Born in 1991, Carlo was a normal boy, lively, sporty and with a special talent for computers. Yet, not unlike Blessed Pier Giorgio Frassati of Turin, he also developed a deep love for his faith, receiving Holy Communion daily following his First Communion, going to confession weekly and praying the Rosary. The project of designing an exhibition of Eucharistic miracles took him nearly three years. Thame is one of the first parishes in the UK to organise a display; it can be requested free of charge at www.carloacutis.com
I am very curious to know how Anna became involved in the life of Carlo Acutis. She tells me that in July 2015, having experienced a difficult 18 months, including redundancy, she begged God for direction. She also prayed two novenas, one to St Joseph and the other to St Therese.
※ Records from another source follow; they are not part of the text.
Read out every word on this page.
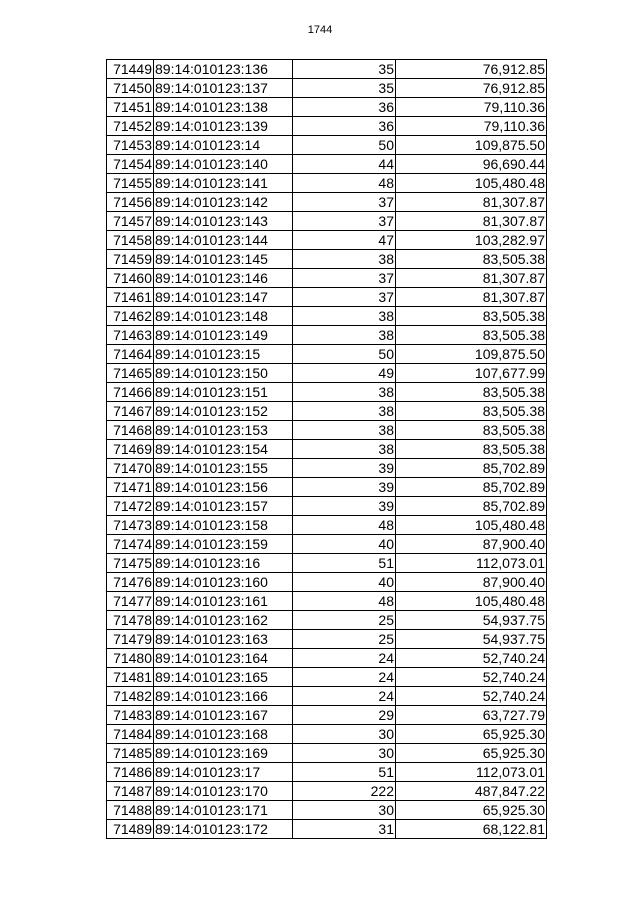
1744
71449	89:14:010123:136	35	76,912.85
71450	89:14:010123:137	35	76,912.85
71451	89:14:010123:138	36	79,110.36
71452	89:14:010123:139	36	79,110.36
71453	89:14:010123:14	50	109,875.50
71454	89:14:010123:140	44	96,690.44
71455	89:14:010123:141	48	105,480.48
71456	89:14:010123:142	37	81,307.87
71457	89:14:010123:143	37	81,307.87
71458	89:14:010123:144	47	103,282.97
71459	89:14:010123:145	38	83,505.38
71460	89:14:010123:146	37	81,307.87
71461	89:14:010123:147	37	81,307.87
71462	89:14:010123:148	38	83,505.38
71463	89:14:010123:149	38	83,505.38
71464	89:14:010123:15	50	109,875.50
71465	89:14:010123:150	49	107,677.99
71466	89:14:010123:151	38	83,505.38
71467	89:14:010123:152	38	83,505.38
71468	89:14:010123:153	38	83,505.38
71469	89:14:010123:154	38	83,505.38
71470	89:14:010123:155	39	85,702.89
71471	89:14:010123:156	39	85,702.89
71472	89:14:010123:157	39	85,702.89
71473	89:14:010123:158	48	105,480.48
71474	89:14:010123:159	40	87,900.40
71475	89:14:010123:16	51	112,073.01
71476	89:14:010123:160	40	87,900.40
71477	89:14:010123:161	48	105,480.48
71478	89:14:010123:162	25	54,937.75
71479	89:14:010123:163	25	54,937.75
71480	89:14:010123:164	24	52,740.24
71481	89:14:010123:165	24	52,740.24
71482	89:14:010123:166	24	52,740.24
71483	89:14:010123:167	29	63,727.79
71484	89:14:010123:168	30	65,925.30
71485	89:14:010123:169	30	65,925.30
71486	89:14:010123:17	51	112,073.01
71487	89:14:010123:170	222	487,847.22
71488	89:14:010123:171	30	65,925.30
71489	89:14:010123:172	31	68,122.81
On the ninth day of these novenas she found herself having a Skype interview with Carlo’s father in Assisi. She is now the governess to his two younger twin siblings. Learning more about his life, she has been “deeply moved” by his witness, saying “his sweetness, simplicity, purity and missionary heart reminds me of St Therese of Lisieux.”
What brought the exhibition to Thame? Although now living in Assisi Anna explains that she has had a home in Thame for the last ten years. In 2016 she suggested to the parish priest, Fr David Hartley, that the parish undertake a pilgrimage to Assisi. A few months later, he and 17 parishioners did so. When the pilgrimage was over, praying before the Blessed Sacrament Anna felt moved to ask Fr Hartley if he would like to have the Eucharistic Miracles exhibition in Thame. Again he was enthusiastic.
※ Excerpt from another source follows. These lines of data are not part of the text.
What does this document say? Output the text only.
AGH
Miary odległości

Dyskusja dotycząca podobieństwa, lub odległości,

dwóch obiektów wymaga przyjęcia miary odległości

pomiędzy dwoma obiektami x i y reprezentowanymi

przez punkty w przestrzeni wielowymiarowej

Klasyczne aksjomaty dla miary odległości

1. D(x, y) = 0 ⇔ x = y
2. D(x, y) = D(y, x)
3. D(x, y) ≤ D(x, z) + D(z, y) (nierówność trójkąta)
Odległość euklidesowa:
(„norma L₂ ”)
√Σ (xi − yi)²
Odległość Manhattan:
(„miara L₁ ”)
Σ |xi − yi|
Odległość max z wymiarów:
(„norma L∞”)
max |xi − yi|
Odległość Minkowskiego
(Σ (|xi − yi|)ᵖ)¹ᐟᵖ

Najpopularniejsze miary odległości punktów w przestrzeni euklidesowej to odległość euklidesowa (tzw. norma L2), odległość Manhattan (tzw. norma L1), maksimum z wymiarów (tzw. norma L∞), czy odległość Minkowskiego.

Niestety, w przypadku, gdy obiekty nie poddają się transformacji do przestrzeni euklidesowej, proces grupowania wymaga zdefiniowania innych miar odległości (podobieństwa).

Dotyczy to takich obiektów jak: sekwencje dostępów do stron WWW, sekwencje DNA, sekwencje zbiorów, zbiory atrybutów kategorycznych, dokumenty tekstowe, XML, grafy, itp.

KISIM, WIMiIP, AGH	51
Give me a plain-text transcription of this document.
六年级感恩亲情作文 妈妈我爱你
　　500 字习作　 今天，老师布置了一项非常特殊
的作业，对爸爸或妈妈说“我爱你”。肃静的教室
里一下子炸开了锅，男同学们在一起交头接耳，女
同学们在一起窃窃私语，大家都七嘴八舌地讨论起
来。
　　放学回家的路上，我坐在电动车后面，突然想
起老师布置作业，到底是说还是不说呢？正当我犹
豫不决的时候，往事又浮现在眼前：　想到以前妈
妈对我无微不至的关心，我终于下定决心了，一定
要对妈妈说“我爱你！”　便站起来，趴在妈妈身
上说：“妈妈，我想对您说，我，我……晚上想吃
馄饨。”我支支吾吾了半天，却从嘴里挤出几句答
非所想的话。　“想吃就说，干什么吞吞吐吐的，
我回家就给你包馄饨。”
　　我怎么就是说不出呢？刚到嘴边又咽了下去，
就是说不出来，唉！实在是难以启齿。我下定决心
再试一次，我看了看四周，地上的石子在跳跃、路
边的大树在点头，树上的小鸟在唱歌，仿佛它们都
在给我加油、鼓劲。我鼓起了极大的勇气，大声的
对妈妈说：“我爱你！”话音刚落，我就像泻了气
Anna describes to me the features of Carlo’s life that have led to him being proclaimed a Servant of God (the first step towards canonisation.) Although his parents were not particularly devout, he began to experience a deep attraction towards the Blessed Sacrament. Aged eleven he became a catechist and learnt about the famous Eucharistic miracle of Lanciano in 750 AD. Determined to make this and other similar Eucharistic miracles more widely known, Carlo was convinced that if people properly understood that Christ is present in the tabernacle, they would be transformed and churches would be full. He researched and collated all the authenticated Eucharistic miracles by himself and put them on-line, doing the programming for the website. It is available at www.miracolieucaristici.org
Since Carlo’s death of fulminant leukaemia, the progress of his Cause has been very rapid. From all over the world people have been making pilgrimages to his home parish in Milan, after viewing his Exhibition either on-line or in their parish. Anna reflects that the Exhibition “has really deepened and strengthened my faith. There are so many extraordinary facts associated with these Eucharistic miracles, quite inexplicable to science.”
She tells me that the Thame exhibition, accompanied by 60 hours of Adoration every week has been very well attended, with a constant flow of people coming in for prayer. “It is like the threshold, moving one into the actual presence of God.”
What are her future hopes and plans for this Exhibition? Anna has contacted the Bishops’ Conference of England and Wales and hopes that they will be interested in hosting it during the Eucharistic Congress in Liverpool in 2018. She adds, “I would also love it to be hosted in Westminster Cathedral, which is the metropolitan Cathedral of the Precious Blood.”
Anna informs me that Walsingham parish has hosted the Exhibition this summer and are thinking of having a part of it on permanent display. She herself sees it “as a tool to encourage the Eucharistic life of parishes.” She concludes our conversation with the thought that “at this time of great uncertainty in the Church, it is a way of bringing something simple, fundamental, beautiful and redolent of the transcendence of God to his people.”